Honjowara-sama listens to the entirety of her explanation. She cannot yet say whether or not Gamma was the power behind all that has happened. For the moment, it is enough that the mage has been stopped and the traitors to Nagato Corp identified.
"Your discussion with Sashi—"
For the first and only time in her life, Machiko interrupts the Chairman of Nagato Combine, shaking her head, and saying, saying sharply, "Please! Please excuse me ... "
She can say nothing more. The affront she commits with just four words twists as savagely at her insides as all that Honjowara-sama recalls to her mind. She has interrupted, she feels too chagrined to continue speaking. She has learned too much from Sashi-san, too much of an intensely personal and intimate nature, too much that conflicts with her most basic assumptions, to consider such things now, now in the face of this man who is said to be her genetic father.
"Machiko," says Honjowara-sama, in a tone that seems unusually subdued, "you have my full authority to proceed. The senior executives will be advised to expect you."
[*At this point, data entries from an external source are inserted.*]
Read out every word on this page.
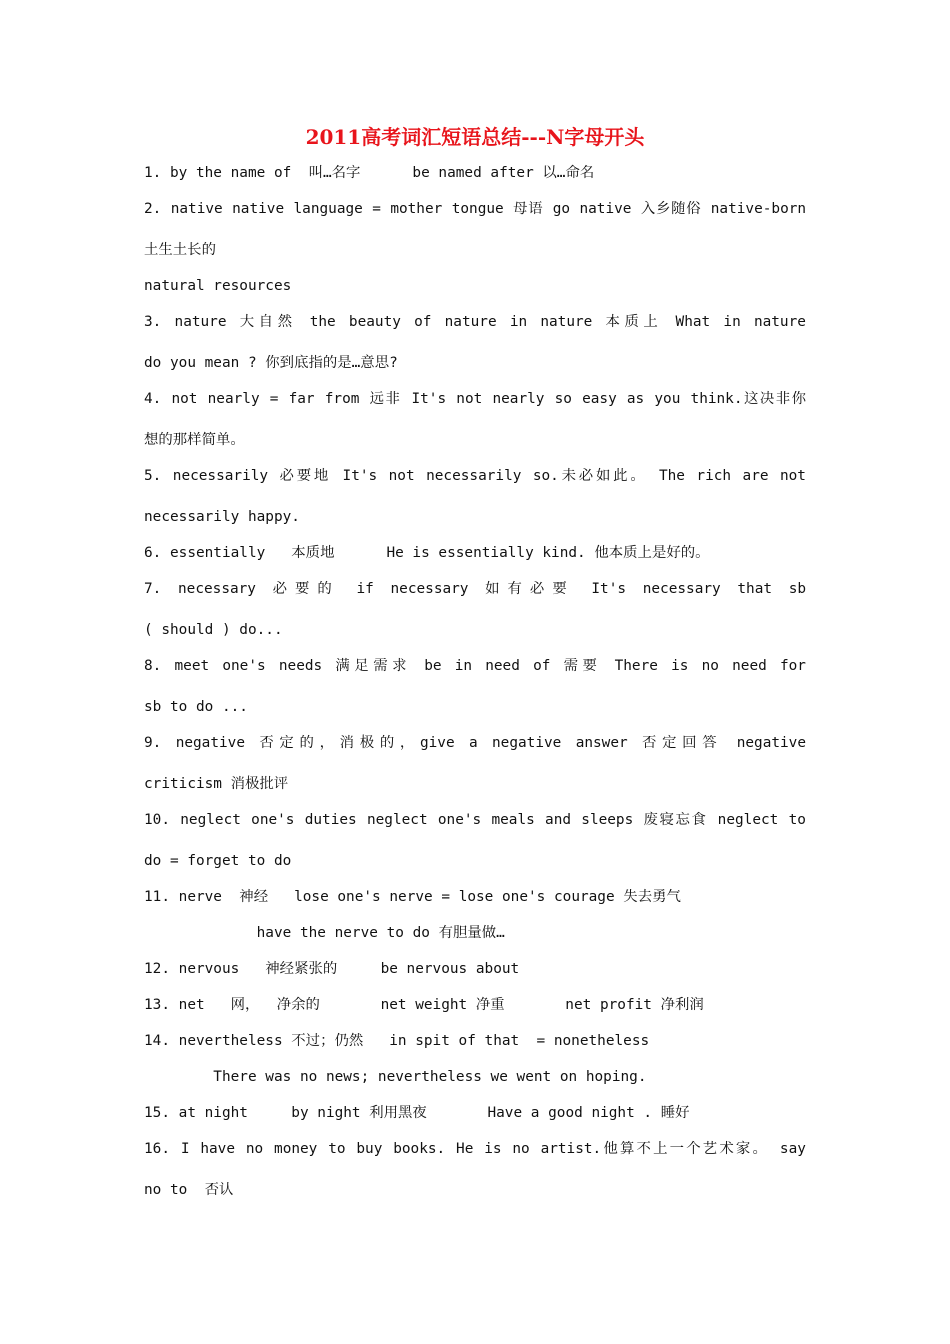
2011高考词汇短语总结---N字母开头
1. by the name of  叫…名字      be named after 以…命名
2. native native language = mother tongue 母语 go native 入乡随俗 native-born
土生土长的
natural resources
3. nature 大自然 the beauty of nature in nature 本质上 What in nature
do you mean ? 你到底指的是…意思?
4. not nearly = far from 远非 It's not nearly so easy as you think.这决非你
想的那样简单。
5. necessarily 必要地 It's not necessarily so.未必如此。 The rich are not
necessarily happy.
6. essentially   本质地      He is essentially kind. 他本质上是好的。
7. necessary 必要的 if necessary 如有必要 It's necessary that sb
( should ) do...
8. meet one's needs 满足需求 be in need of 需要 There is no need for
sb to do ...
9. negative 否定的，消极的，give a negative answer 否定回答 negative
criticism 消极批评
10. neglect one's duties neglect one's meals and sleeps 废寝忘食 neglect to
do = forget to do
11. nerve  神经   lose one's nerve = lose one's courage 失去勇气
have the nerve to do 有胆量做…
12. nervous   神经紧张的     be nervous about
13. net   网，  净余的       net weight 净重       net profit 净利润
14. nevertheless 不过；仍然   in spit of that  = nonetheless
There was no news; nevertheless we went on hoping.
15. at night     by night 利用黑夜       Have a good night . 睡好
16. I have no money to buy books. He is no artist.他算不上一个艺术家。 say
no to  否认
She nods. "Understood, Chairman-sama."
And he, not she, breaks the link.
For this, here and no
w, Machiko feels only gratitude and relief.
38
The Neurocomp building is low and broad, just three stories tall, located in the nearby Nagato Commercial Park, just a few hundred meters from the Amida Buddhist Temple where the funeral rites for Mitsuharu and Jiksumi were performed. That the investigation into the cause for those two deaths should bring her so near the temple affects Machiko with a cruel sense of irony.
There is much about the last five days that affect her in this way. It is not a sense she finds pleasing.
The SDF helo settles onto the aeropad near the rear entrance to the Neurocomp building. Machiko disembarks and strides up the concrete walk to the entrance. There she meets just two executives, the deputy VP for research and the director for the special GCP project. They are accompanied by two guards, uniformed members of the Nagato Security Service.
All four bow as Machiko approaches. The depth of their bows indicates clearly that the Chairman's words have preceded her here. "I must speak with the computer specialists of the GCP special project," Machiko says.
The deputy VP bows, but the director for the GCP project looks uncertainly at Machiko, and says, "Do you mean the specialists who are themselves the subjects of the project?"
"I will begin with them, yes."
No further questions are asked. The deputy VP shows Machiko the way to the GCP project center. The trip takes several minutes, for they must pass through a pair of security checkpoints requiring retina scans, voice print, and palm print verification. Also, Machiko is issued a temporary identity card. Any person moving beyond the entranceway without such a card would instigate an immediate security alert.
Machiko's weapons add to the delay at the checkpoints, instigating a pair of automated alerts, which are then canceled by the onsite Security Service guards. Weapon pods in the ceiling and along certain stretches of hallway snap open and immediately snap shut.